Thomas Zumstein, Geschäftsführer der «plan b lounge bar» in Winterthur, war an der Entwicklung der App beteiligt und hat sie in der Praxis auch schon getestet. In seinem Betrieb serviert er mittags 40 Gästen ein Menü, abends bietet die Bar Platz für bis zu 120 Besucherinnen und Besucher. Die App sei in seinem Betrieb auf breite Akzeptanz gestossen, sagt er. Gerade die jüngeren Angestellten fühlten sich durch die digitale Form angesprochen. Mit der App lasse sich die Lebensmittelverschwendung mit Sicherheit reduzieren, Voraussetzung dafür sei allerdings, dass «man es mit dem Thema ernst meint und motiviert ist». Er selber hat in seiner Bar bereits intensive Anstrengungen zum Vermeiden von Food Waste unternommen und konnte so eine Reduktion um rund drei Viertel erzielen. Entscheidend waren dabei vor allem die Weiterverwertung von Brot und das Servieren von kleineren Portionen inklusive Nachschlag-Angebot.

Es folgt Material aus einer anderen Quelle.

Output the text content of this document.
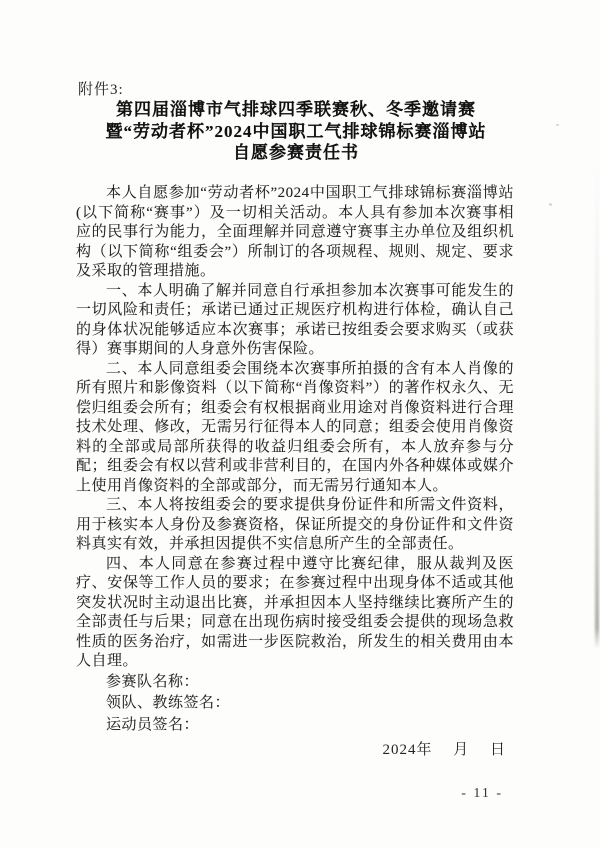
附件3:
第四届淄博市气排球四季联赛秋、冬季邀请赛
暨“劳动者杯”2024中国职工气排球锦标赛淄博站
自愿参赛责任书

本人自愿参加“劳动者杯”2024中国职工气排球锦标赛淄博站(以下简称“赛事”）及一切相关活动。本人具有参加本次赛事相应的民事行为能力，全面理解并同意遵守赛事主办单位及组织机构（以下简称“组委会”）所制订的各项规程、规则、规定、要求及采取的管理措施。

一、本人明确了解并同意自行承担参加本次赛事可能发生的一切风险和责任；承诺已通过正规医疗机构进行体检，确认自己的身体状况能够适应本次赛事；承诺已按组委会要求购买（或获得）赛事期间的人身意外伤害保险。

二、本人同意组委会围绕本次赛事所拍摄的含有本人肖像的所有照片和影像资料（以下简称“肖像资料”）的著作权永久、无偿归组委会所有；组委会有权根据商业用途对肖像资料进行合理技术处理、修改，无需另行征得本人的同意；组委会使用肖像资料的全部或局部所获得的收益归组委会所有，本人放弃参与分配；组委会有权以营利或非营利目的，在国内外各种媒体或媒介上使用肖像资料的全部或部分，而无需另行通知本人。

三、本人将按组委会的要求提供身份证件和所需文件资料，用于核实本人身份及参赛资格，保证所提交的身份证件和文件资料真实有效，并承担因提供不实信息所产生的全部责任。

四、本人同意在参赛过程中遵守比赛纪律，服从裁判及医疗、安保等工作人员的要求；在参赛过程中出现身体不适或其他突发状况时主动退出比赛，并承担因本人坚持继续比赛所产生的全部责任与后果；同意在出现伤病时接受组委会提供的现场急救性质的医务治疗，如需进一步医院救治，所发生的相关费用由本人自理。

参赛队名称：

领队、教练签名：

运动员签名：

2024年　 月　 日
- 11 -
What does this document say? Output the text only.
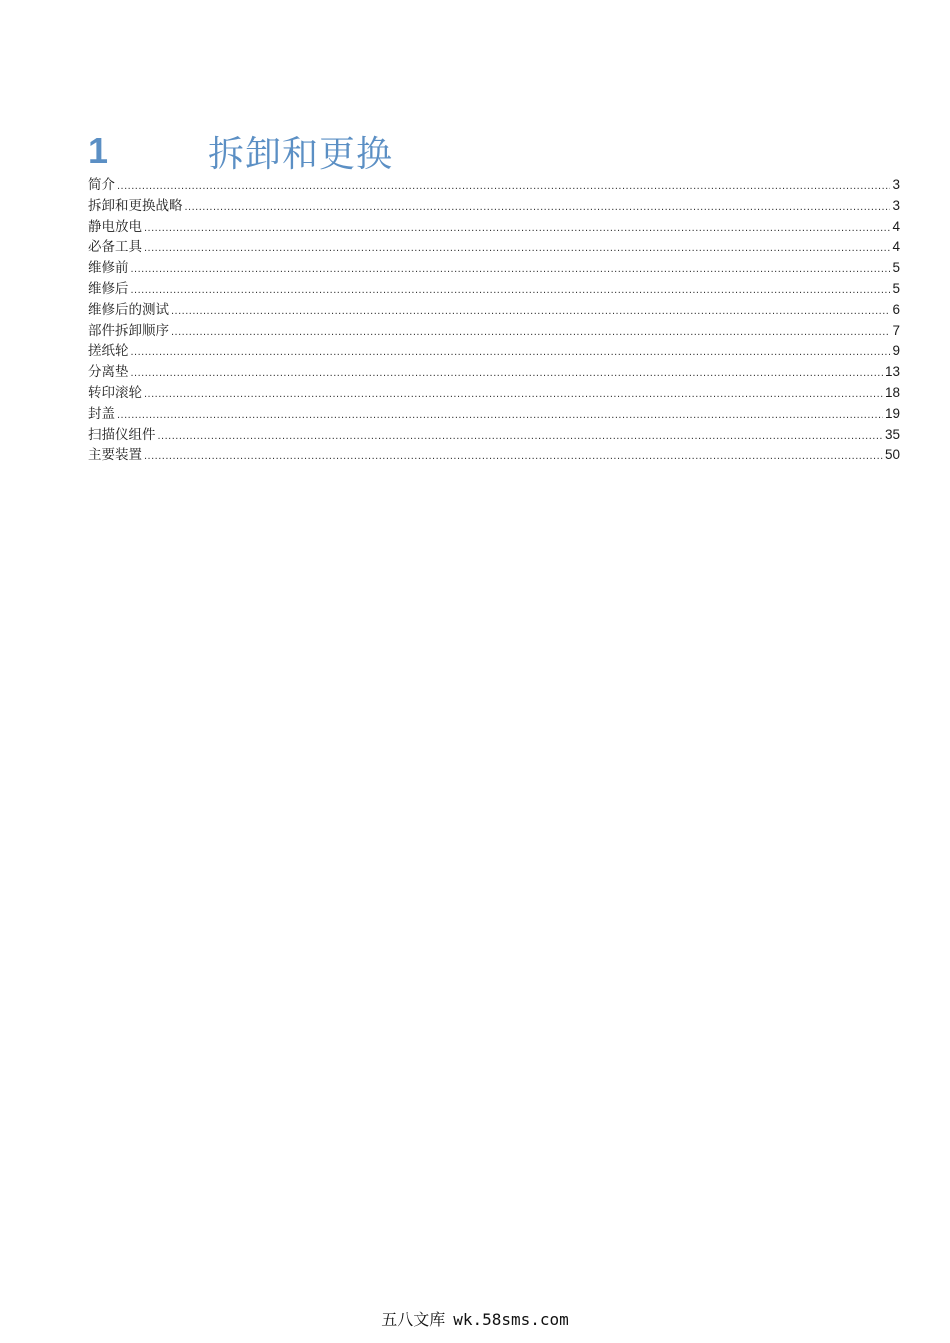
1	拆卸和更换
简介 .....	3
拆卸和更换战略 .....	3
静电放电 .....	4
必备工具 .....	4
维修前 .....	5
维修后 .....	5
维修后的测试 .....	6
部件拆卸顺序 .....	7
搓纸轮 .....	9
分离垫 .....	13
转印滚轮 .....	18
封盖 .....	19
扫描仪组件 .....	35
主要装置 .....	50
五八文库 wk.58sms.com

Auch Gion Fetz, Executive Chef und Dozent an der Swiss School of Tourism and Hospitality (SSTH) in Passugg (GR), hat die App mit seinen Studierenden genau geprüft. Sein Fazit fällt positiv aus: Er erachtet das Medium als ideal, weil insbesondere jüngere Generationen damit vertraut sind. Zudem sei das Angebot sehr niederschwellig, da es nichts koste. «Mit der entsprechenden Organisation lassen sich damit Lebensmittelreste in einem Betrieb spürbar reduzieren», so Gion Fetz. Er regt an, die App mit einer Wettbewerbs- und Kontrollfunktion zu ergänzen, was die Motivation und Verbindlichkeit und damit auch die Erfolgschancen noch steigern würde.

Erweiterung in Arbeit

Moritz Müllener vom Verein «United Against Waste» nimmt solche Rückmeldungen ernst. Derzeit ist eine Basisversion der App erhältlich, die zudem bald auch in französischer Sprache zur Verfügung stehen sollte. Geprüft wird nun die Erweiterung der App mit einer Kontroll- und Wettbewerbsfunktion, damit sich etwa verschiedene Betriebe miteinander vergleichen und messen können. «Für uns ist die App noch nicht fertig, sondern erst die Grundlage für weitere Entwicklungen und Ideen», hält der Projektleiter fest.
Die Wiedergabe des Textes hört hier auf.